Originally Posted by iLikeMoose
Question from somebody bidding for the first time. Expecting OE for the first part of the month. I have heard conflicting theories on bidding strategies. Some say to bid for days off at the start of the month so that if an OE trip gets put on a day off, we get work removed from later in the month after OE. Some say to bid to work early in the month so that if we get assigned an OE trip that is less than the value of what was originally assigned, we get the higher value. A bit if the blind leading the blind, so I don’t even know if either of those things are true. Any recommendations? Of course I’ll obviously be very junior so it may not make much of a difference either way.

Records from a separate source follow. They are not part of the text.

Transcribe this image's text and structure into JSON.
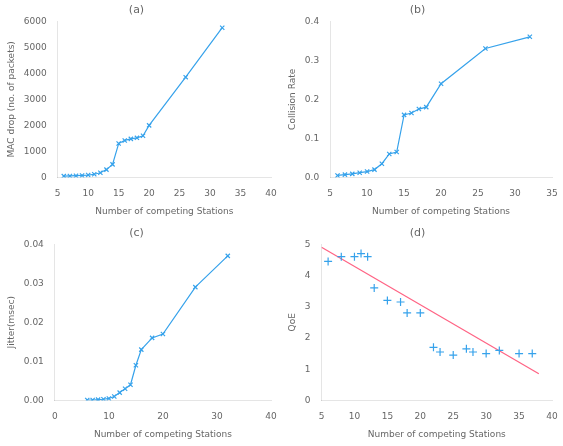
{
  "chart_data": [
    {
      "type": "line",
      "title": "(a)",
      "x_label": "Number of competing Stations",
      "y_label": "MAC drop (no. of packets)",
      "x": [
        6,
        7,
        8,
        9,
        10,
        11,
        12,
        13,
        14,
        15,
        16,
        17,
        18,
        19,
        20,
        26,
        32
      ],
      "series": [
        {
          "marker": "x",
          "values": [
            50,
            55,
            65,
            75,
            90,
            120,
            180,
            300,
            500,
            1300,
            1420,
            1480,
            1520,
            1600,
            2000,
            3850,
            5750
          ]
        }
      ],
      "xlim": [
        5,
        40
      ],
      "xticks": [
        5,
        10,
        15,
        20,
        25,
        30,
        35,
        40
      ],
      "ylim": [
        0,
        6000
      ],
      "yticks": [
        0,
        1000,
        2000,
        3000,
        4000,
        5000,
        6000
      ],
      "grid": false
    },
    {
      "type": "line",
      "title": "(b)",
      "x_label": "Number of competing Stations",
      "y_label": "Collision Rate",
      "x": [
        6,
        7,
        8,
        9,
        10,
        11,
        12,
        13,
        14,
        15,
        16,
        17,
        18,
        20,
        26,
        32
      ],
      "series": [
        {
          "marker": "x",
          "values": [
            0.005,
            0.007,
            0.009,
            0.012,
            0.015,
            0.02,
            0.035,
            0.06,
            0.065,
            0.16,
            0.165,
            0.175,
            0.18,
            0.24,
            0.33,
            0.36
          ]
        }
      ],
      "xlim": [
        5,
        35
      ],
      "xticks": [
        5,
        10,
        15,
        20,
        25,
        30,
        35
      ],
      "ylim": [
        0,
        0.4
      ],
      "yticks": [
        {
          "value": 0,
          "label": "0.0"
        },
        0.1,
        0.2,
        0.3,
        0.4
      ],
      "grid": false
    },
    {
      "type": "line",
      "title": "(c)",
      "x_label": "Number of competing Stations",
      "y_label": "Jitter(msec)",
      "x": [
        6,
        7,
        8,
        9,
        10,
        11,
        12,
        13,
        14,
        15,
        16,
        18,
        20,
        26,
        32
      ],
      "series": [
        {
          "marker": "x",
          "values": [
            0.0001,
            0.0001,
            0.0002,
            0.0003,
            0.0005,
            0.001,
            0.002,
            0.003,
            0.004,
            0.009,
            0.013,
            0.016,
            0.017,
            0.029,
            0.037
          ]
        }
      ],
      "xlim": [
        0,
        40
      ],
      "xticks": [
        0,
        10,
        20,
        30,
        40
      ],
      "ylim": [
        0,
        0.04
      ],
      "yticks": [
        {
          "value": 0,
          "label": "0.00"
        },
        0.01,
        0.02,
        0.03,
        0.04
      ],
      "grid": false
    },
    {
      "type": "scatter",
      "title": "(d)",
      "x_label": "Number of competing Stations",
      "y_label": "QoE",
      "series": [
        {
          "type": "scatter",
          "marker": "+",
          "x": [
            6,
            8,
            10,
            11,
            12,
            13,
            15,
            17,
            18,
            20,
            22,
            23,
            25,
            27,
            28,
            30,
            32,
            35,
            37
          ],
          "values": [
            4.45,
            4.6,
            4.6,
            4.7,
            4.6,
            3.6,
            3.2,
            3.15,
            2.8,
            2.8,
            1.7,
            1.55,
            1.45,
            1.65,
            1.55,
            1.5,
            1.6,
            1.5,
            1.5
          ]
        },
        {
          "type": "line",
          "x": [
            5,
            38
          ],
          "values": [
            4.9,
            0.85
          ]
        }
      ],
      "xlim": [
        5,
        40
      ],
      "xticks": [
        5,
        10,
        15,
        20,
        25,
        30,
        35,
        40
      ],
      "ylim": [
        0,
        5
      ],
      "yticks": [
        0,
        1,
        2,
        3,
        4,
        5
      ],
      "grid": false
    }
  ]
}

I don't think it will matter much if coverage rules your bid (i.e. weekends are forced reserve and your schedule spreads throughout the month no matter how you bid). That said, I would be in the camp of bidding reserve early in the month, simply because if there are any delays in your IOE it will become an advantage (i.e. you don't fly beginning of the month on those reserve days because you are NQ, IOE would land in your late-month XX days and you might bank PB days.) If you bid reserve late in the month, and IOE starts late in the month, your early-month days off (both from your bid and no IOE scheduled) would grant no advantage.

Be careful of advice from even the most experienced folks, because newhire bidding for IOE is different than "normal" training bid schedules. The "shadow period" does not work the same way for newhires as it does for everyone else since training pay (aka Entry-level pilot pay) is in place until completion of IOE.